I started Noncompliant America during the COVID lockdowns. I watched liberties get stripped away. I saw people accept tyranny because they were afraid.

Fear is the mind killer.

The core principle that connects my opposition to lockdowns and my support for SNAP cuts is the same: government intervention that creates dependency is tyranny, whether it comes through mandates or through benefits.

The government should work for us. We shouldn't be slaves to the system.

This shutdown is forcing a reckoning with unsustainable federal programs. It's breaking dependency cycles. It's restoring the understanding that constitutional governance has limits.

The mainstream narrative ignores the potential benefits of systemic disruption. They want you scared. They want you dependent. They want you believing that without government assistance, society collapses.

I'm betting on Americans being stronger than that.

The Debt We Can't Ignore

Our national debt stands at $37.6 trillion. That's 122.6% of GDP. Interest payments on that debt totaled $970 billion last year, surpassing defense spending.

We're paying nearly a trillion dollars just to service debt. That money produces nothing. It helps no one. It reveals the Ponzi scheme nature of our current fiscal path.

Publicly held debt is projected to reach 200% of GDP by 2047. This isn't a future problem. It's happening right now.

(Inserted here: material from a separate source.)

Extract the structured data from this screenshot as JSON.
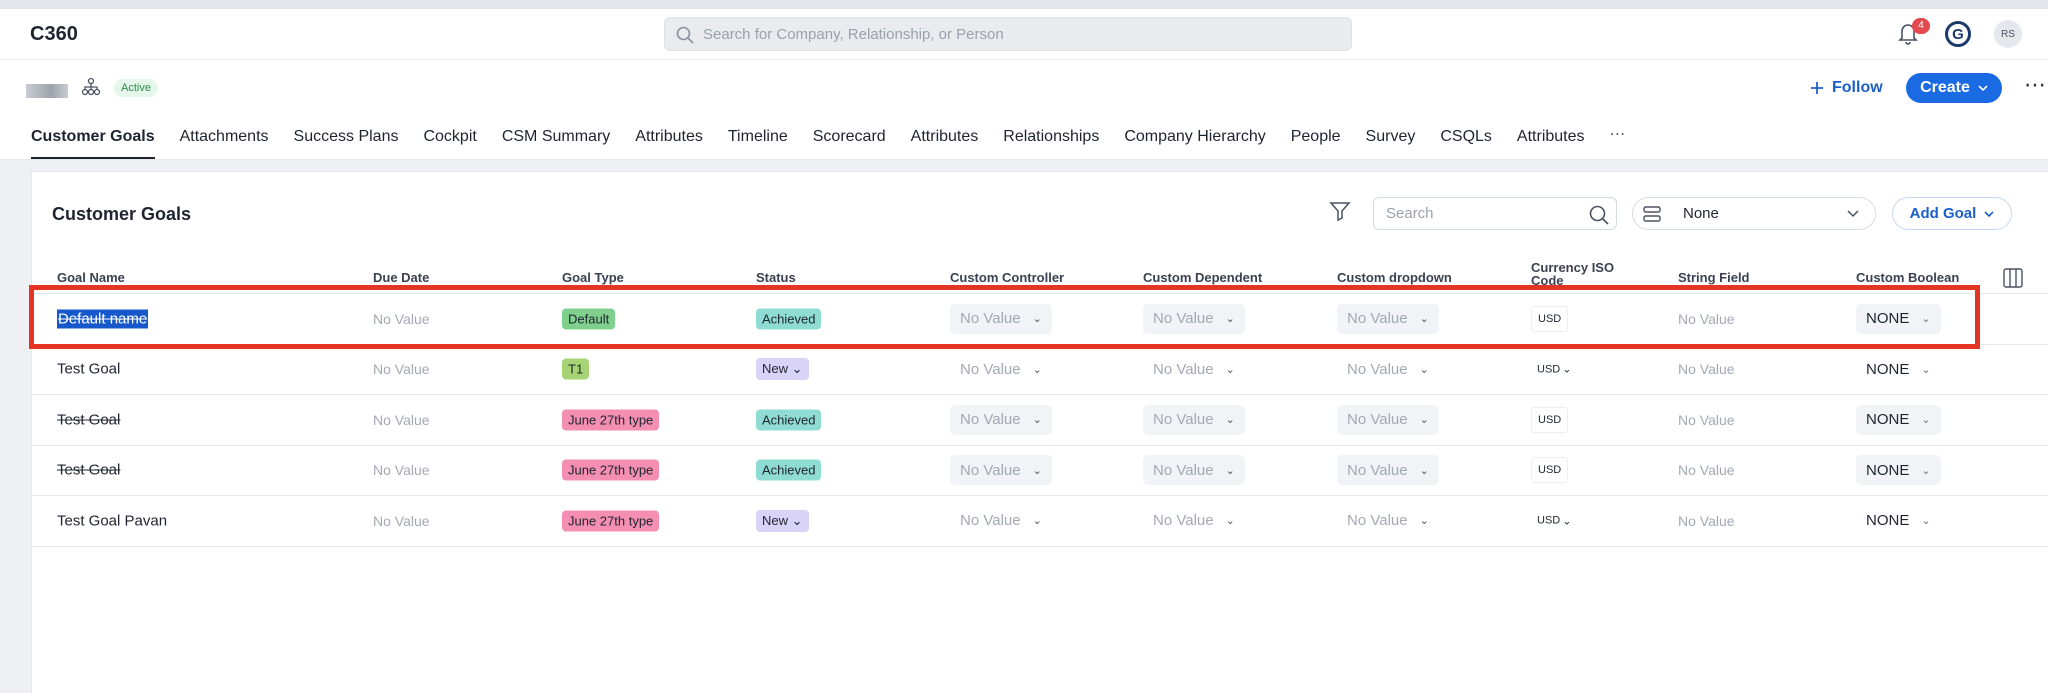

The shutdown is exposing what was always coming. We can have this conversation now, on our terms, or we can wait until the entire system collapses under its own weight.

Final Thoughts

I don't know if this is the correct path. I'm not claiming perfect foresight. But I believe confrontation is necessary. Compromise has gotten us $37.6 trillion in debt and 42 million Americans dependent on government food assistance.

The philosophical divide over government's proper role requires confrontation to achieve meaningful reform.

Some people will adapt and thrive. Some will struggle. That's the reality of any major transition. But Americans have survived worse. We've overcome greater challenges.

The question is whether we have the courage to be uncomfortable long enough to remember who we are.

Suffrage is the catalyst to change. Always has been. Always will be.

This is Joshua Michael, Noncompliant America. Thanks for reading.